Alternative OCR Engines

from kreuzberg import extract_file, ExtractionConfig, EasyOCRConfig, PaddleOCRConfig

# Use EasyOCR backend
result = await extract_file(
    "document.jpg", config=ExtractionConfig(ocr_backend="easyocr", ocr_config=EasyOCRConfig(language_list=["en", "de"]))
)

# Use PaddleOCR backend
result = await extract_file(
    "chinese_document.jpg", config=ExtractionConfig(ocr_backend="paddleocr", ocr_config=PaddleOCRConfig(language="ch"))
)

Batch Processing

1
2
3
4
5
6
from kreuzberg import batch_extract_file, ExtractionConfig

# Process multiple files with the same configuration
file_paths = ["document1.pdf", "document2.docx", "image.jpg"]
config = ExtractionConfig(force_ocr=True)
results = await batch_extract_file(file_paths, config=config)

Synchronous API

1
2
3
4
from kreuzberg import extract_file_sync, ExtractionConfig, TesseractConfig

# Synchronous extraction with configuration
result = extract_file_sync("document.pdf", config=ExtractionConfig(ocr_config=TesseractConfig(language="eng")))

Using Custom Extractors

You can register custom extractors to handle specific file formats:

from kreuzberg import ExtractorRegistry, extract_file, ExtractionConfig
from my_module import CustomExtractor

# Register a custom extractor
ExtractorRegistry.add_extractor(CustomExtractor)

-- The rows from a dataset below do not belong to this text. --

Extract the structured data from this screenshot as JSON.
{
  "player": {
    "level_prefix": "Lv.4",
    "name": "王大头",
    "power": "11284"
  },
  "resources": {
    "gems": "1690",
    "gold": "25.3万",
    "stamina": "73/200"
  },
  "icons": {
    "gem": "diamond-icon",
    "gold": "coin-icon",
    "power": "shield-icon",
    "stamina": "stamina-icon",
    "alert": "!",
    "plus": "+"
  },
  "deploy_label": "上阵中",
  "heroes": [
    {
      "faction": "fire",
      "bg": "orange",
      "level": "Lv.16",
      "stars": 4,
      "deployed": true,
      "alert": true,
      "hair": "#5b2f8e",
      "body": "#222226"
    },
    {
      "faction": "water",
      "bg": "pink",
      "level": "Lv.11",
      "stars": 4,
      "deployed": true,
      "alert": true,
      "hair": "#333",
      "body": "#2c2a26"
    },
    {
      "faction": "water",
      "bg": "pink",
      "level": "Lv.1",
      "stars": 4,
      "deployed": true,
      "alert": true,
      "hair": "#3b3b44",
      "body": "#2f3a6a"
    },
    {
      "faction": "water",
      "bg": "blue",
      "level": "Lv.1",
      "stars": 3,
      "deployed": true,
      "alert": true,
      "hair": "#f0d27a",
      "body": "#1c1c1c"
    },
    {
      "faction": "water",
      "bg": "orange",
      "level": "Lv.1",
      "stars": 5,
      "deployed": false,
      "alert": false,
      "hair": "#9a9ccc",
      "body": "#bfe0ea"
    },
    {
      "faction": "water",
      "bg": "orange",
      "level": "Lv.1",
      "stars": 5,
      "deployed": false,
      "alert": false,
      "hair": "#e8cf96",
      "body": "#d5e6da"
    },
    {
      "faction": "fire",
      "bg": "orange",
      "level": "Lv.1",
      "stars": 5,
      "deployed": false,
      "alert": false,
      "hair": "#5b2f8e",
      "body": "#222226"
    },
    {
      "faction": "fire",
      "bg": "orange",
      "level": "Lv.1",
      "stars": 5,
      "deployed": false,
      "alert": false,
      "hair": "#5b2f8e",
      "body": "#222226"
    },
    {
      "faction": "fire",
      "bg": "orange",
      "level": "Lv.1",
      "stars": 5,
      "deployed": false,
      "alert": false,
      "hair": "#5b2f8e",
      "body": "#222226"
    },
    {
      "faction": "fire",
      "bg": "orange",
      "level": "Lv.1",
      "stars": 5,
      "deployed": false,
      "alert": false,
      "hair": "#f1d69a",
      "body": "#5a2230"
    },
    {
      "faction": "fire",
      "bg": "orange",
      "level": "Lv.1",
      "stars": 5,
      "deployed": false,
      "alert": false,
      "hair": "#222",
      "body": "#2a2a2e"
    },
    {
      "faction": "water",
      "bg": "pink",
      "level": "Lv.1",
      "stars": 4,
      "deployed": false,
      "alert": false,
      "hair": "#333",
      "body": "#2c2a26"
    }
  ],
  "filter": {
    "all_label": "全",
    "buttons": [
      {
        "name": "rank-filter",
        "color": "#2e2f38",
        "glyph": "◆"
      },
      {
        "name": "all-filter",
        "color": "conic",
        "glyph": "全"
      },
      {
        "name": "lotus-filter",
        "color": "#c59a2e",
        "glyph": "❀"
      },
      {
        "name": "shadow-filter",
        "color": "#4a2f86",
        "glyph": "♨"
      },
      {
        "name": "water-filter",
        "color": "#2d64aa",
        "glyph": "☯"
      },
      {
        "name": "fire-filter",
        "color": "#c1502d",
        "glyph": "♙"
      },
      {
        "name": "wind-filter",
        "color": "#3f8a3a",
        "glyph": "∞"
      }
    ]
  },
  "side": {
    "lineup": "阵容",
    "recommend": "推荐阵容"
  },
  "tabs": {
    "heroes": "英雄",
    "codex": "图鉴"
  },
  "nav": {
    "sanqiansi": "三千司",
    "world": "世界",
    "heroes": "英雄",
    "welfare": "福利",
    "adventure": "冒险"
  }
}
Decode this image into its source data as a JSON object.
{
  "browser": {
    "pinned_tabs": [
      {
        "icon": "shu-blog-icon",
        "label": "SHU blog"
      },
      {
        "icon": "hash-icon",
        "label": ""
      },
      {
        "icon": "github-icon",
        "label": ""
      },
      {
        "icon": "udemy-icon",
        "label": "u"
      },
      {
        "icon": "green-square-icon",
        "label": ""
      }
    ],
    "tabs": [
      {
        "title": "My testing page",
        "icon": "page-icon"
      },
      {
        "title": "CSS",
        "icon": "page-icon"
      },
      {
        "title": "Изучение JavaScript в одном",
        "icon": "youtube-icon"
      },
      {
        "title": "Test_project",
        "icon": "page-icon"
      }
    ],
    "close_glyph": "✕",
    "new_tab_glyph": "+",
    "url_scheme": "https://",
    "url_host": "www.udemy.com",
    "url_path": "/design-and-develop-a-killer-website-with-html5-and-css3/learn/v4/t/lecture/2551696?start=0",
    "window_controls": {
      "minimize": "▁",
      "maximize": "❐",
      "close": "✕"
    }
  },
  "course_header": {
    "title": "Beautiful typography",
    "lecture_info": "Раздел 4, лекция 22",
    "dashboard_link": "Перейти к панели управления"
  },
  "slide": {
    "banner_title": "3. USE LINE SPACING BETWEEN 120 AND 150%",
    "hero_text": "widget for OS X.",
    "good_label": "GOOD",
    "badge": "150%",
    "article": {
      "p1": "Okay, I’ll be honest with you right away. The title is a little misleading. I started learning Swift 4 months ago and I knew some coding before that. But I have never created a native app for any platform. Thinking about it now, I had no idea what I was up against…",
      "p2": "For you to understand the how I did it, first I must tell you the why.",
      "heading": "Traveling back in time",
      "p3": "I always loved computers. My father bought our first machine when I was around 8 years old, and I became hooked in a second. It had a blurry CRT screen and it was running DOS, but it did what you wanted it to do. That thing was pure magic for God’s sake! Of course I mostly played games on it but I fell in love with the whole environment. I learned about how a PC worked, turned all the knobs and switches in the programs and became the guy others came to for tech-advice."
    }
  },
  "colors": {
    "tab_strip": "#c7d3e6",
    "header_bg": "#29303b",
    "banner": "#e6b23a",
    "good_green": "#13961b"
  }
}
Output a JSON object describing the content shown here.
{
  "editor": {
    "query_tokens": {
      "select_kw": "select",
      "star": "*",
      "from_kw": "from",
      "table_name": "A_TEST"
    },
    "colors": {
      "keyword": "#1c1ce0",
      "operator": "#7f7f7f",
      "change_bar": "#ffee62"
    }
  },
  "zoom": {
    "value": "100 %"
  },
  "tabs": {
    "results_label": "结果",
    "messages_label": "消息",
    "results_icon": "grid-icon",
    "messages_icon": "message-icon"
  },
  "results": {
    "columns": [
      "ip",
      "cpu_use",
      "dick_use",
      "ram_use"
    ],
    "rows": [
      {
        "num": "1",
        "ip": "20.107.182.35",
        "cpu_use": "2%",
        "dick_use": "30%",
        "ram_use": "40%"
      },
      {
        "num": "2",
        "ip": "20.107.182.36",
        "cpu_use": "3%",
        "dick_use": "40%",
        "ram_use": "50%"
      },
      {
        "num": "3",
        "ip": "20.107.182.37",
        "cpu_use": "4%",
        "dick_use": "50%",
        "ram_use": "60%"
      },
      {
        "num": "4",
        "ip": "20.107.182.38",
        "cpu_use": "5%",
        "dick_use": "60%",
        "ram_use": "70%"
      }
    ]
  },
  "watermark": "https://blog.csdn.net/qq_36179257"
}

# Now extraction functions will use your custom extractor for supported MIME types
result = await extract_file("custom_document.xyz")

# Later, remove the extractor if needed
ExtractorRegistry.remove_extractor(CustomExtractor)

See the Custom Extractors guide for more details on creating and registering custom extractors.

OCR Best Practices

When configuring OCR for your documents, consider these best practices:

  1. Language Selection: Choose the appropriate language model for your documents. Using the wrong language model can significantly reduce OCR accuracy.

  2. Page Segmentation Mode: Select the appropriate PSM based on your document layout:

    • Use PSMMode.AUTO for general documents with mixed content
    • Use PSMMode.SINGLE_BLOCK for documents with a single column of text
    • Use PSMMode.SINGLE_LINE for receipts or single-line text
    • Use PSMMode.SINGLE_WORD or PSMMode.SINGLE_CHAR for specialized cases
  3. OCR Engine Selection: Choose the appropriate OCR engine based on your needs:

    • Tesseract: Good general-purpose OCR with support for many languages
    • EasyOCR: Better for some non-Latin scripts and natural scene text
    • PaddleOCR: Excellent for Chinese and other Asian languages
  4. Preprocessing: For better OCR results, consider using validation and post-processing hooks to clean up the extracted text.